There's also this one scene, when the door is knocked on for the first time, where James says, "What time is it? Like, four o'clock?" Then we get a shot of a clock on the wall announcing the time as 4:05 AM. It's a small thing, but it's just another example of how this movie spells everything out for you and leaves absolutely nothing to your imagination except for how the characters got so stupid.

The killers' excuse for coming into the house and killing them comes in the last fifteen minutes of the movie and the last fifteen seconds of the trailer for the movie: "Because you were home." Let that be a metaphor for this movie as a whole. It doesn't make any more sense. I mean, sure, they were psychotic people with a penchant for murder, so they picked some random house and killed people in it.
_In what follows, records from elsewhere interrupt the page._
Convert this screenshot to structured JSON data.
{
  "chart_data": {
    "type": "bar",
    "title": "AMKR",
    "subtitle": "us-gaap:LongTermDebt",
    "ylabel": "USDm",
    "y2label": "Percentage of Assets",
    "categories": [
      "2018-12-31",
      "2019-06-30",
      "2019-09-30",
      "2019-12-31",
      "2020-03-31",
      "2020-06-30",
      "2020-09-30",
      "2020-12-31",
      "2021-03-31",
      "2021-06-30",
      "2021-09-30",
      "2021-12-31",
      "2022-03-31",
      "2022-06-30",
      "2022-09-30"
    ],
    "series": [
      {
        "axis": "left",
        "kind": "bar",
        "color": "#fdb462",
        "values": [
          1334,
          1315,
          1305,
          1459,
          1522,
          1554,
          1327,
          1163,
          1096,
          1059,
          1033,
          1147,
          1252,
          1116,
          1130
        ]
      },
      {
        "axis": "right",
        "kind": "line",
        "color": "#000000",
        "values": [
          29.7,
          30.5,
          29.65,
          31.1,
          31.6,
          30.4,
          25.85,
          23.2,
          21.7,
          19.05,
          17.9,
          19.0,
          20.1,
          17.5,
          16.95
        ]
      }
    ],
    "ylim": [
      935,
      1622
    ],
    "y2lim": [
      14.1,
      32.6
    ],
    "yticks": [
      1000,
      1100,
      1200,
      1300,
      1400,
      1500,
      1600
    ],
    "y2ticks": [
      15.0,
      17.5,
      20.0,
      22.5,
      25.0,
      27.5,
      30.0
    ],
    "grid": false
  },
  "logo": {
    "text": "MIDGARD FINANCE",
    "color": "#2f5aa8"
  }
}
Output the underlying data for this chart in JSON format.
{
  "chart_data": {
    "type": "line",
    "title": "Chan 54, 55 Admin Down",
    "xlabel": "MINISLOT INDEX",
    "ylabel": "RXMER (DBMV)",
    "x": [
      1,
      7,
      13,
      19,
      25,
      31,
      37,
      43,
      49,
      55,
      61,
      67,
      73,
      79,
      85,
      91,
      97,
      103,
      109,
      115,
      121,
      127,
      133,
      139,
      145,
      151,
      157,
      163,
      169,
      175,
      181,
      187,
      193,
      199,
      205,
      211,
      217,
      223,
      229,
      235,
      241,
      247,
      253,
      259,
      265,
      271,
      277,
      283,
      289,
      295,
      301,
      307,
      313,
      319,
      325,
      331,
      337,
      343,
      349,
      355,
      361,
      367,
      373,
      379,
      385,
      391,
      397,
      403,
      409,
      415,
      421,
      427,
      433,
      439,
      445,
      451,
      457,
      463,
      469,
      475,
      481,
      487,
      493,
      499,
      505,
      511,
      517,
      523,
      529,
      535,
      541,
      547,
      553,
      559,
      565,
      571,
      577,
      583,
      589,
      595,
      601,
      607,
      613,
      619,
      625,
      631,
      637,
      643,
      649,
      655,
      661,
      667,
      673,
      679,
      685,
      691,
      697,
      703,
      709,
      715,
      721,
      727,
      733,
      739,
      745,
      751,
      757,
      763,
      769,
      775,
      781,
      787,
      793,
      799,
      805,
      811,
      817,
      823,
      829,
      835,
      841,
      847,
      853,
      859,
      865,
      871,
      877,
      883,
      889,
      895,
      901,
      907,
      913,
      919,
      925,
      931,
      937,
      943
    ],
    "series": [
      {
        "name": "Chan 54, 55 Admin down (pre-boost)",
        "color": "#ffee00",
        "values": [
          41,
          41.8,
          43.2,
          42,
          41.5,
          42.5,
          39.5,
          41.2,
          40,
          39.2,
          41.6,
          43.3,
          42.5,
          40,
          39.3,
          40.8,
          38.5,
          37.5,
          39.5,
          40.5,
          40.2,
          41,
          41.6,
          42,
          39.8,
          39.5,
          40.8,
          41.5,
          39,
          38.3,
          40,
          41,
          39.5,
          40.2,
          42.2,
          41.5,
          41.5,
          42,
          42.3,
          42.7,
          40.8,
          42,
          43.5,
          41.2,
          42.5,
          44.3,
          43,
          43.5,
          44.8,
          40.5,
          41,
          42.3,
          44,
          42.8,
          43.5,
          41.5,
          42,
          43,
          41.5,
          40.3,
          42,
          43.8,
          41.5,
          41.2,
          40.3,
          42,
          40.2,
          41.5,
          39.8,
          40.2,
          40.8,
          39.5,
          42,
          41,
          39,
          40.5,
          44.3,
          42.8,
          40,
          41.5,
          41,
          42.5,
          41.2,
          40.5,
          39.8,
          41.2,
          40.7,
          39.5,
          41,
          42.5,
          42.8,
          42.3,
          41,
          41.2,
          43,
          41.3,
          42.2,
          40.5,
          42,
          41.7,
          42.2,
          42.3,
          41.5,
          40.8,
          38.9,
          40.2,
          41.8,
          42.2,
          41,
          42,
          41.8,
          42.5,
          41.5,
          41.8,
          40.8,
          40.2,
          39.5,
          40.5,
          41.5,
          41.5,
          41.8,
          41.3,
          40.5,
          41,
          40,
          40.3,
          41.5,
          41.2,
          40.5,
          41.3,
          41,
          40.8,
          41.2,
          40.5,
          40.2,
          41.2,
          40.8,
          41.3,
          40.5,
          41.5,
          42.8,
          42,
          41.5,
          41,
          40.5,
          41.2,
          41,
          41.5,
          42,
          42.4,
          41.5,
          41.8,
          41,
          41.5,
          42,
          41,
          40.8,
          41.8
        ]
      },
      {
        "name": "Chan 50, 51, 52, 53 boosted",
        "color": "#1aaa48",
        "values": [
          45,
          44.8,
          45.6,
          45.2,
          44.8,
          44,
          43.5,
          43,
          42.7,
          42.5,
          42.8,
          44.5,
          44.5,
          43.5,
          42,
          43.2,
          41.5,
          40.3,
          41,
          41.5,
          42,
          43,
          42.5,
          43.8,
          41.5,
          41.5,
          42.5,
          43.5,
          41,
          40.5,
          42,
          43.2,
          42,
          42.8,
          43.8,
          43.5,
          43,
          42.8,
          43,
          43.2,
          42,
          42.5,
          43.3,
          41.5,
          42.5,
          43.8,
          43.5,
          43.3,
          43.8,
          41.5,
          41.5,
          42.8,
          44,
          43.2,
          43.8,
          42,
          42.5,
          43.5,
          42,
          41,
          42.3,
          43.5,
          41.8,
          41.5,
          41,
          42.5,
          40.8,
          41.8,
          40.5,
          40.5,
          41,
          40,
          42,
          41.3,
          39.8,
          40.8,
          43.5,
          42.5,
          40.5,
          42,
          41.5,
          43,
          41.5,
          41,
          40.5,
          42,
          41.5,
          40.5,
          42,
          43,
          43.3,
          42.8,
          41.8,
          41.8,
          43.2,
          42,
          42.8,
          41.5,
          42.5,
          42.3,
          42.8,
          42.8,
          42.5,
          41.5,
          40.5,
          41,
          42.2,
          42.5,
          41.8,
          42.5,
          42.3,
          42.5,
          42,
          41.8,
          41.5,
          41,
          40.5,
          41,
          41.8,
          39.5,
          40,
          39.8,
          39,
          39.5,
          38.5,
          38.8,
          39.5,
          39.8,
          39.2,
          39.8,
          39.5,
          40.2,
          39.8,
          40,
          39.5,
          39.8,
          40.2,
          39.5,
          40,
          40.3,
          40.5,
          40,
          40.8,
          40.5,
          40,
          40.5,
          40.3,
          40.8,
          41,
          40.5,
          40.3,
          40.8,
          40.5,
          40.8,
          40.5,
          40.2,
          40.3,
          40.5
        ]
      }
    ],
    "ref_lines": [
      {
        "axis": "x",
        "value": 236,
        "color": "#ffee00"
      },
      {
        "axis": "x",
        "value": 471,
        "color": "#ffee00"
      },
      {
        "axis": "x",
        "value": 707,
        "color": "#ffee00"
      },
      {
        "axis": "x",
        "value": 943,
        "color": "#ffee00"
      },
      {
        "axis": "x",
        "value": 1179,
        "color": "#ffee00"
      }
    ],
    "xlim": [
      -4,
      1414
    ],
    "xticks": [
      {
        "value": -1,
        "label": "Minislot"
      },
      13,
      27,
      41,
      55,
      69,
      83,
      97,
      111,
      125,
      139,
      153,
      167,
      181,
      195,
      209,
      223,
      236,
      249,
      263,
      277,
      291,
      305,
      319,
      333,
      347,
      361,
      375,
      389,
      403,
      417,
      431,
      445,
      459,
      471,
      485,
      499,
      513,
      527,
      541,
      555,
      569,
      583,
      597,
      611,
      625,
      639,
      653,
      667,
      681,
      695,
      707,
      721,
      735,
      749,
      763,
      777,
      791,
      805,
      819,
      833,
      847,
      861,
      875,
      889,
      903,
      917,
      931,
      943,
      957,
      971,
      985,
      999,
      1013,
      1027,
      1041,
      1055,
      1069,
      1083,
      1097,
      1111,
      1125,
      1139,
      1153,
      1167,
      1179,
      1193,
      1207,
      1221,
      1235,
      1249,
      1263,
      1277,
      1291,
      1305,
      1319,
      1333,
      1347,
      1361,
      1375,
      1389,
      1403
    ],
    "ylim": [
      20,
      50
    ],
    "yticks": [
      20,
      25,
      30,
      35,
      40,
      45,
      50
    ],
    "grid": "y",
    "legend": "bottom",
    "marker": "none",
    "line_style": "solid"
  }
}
But it's supposed to be a catalyst for the entire ninety minutes and it just doesn't work. It might have worked if the killers had character depth. Look at The Devil's Rejects to see how a "just because" logic can work very well. I must say that I have not seen a movie this bad since I watched fifteen minutes of Norbit on a lunch break at work once.

Don't watch this. Please, for the love of God, don't watch this. Even when it's on HBO at midnight in a few months, don't watch this "because it was on."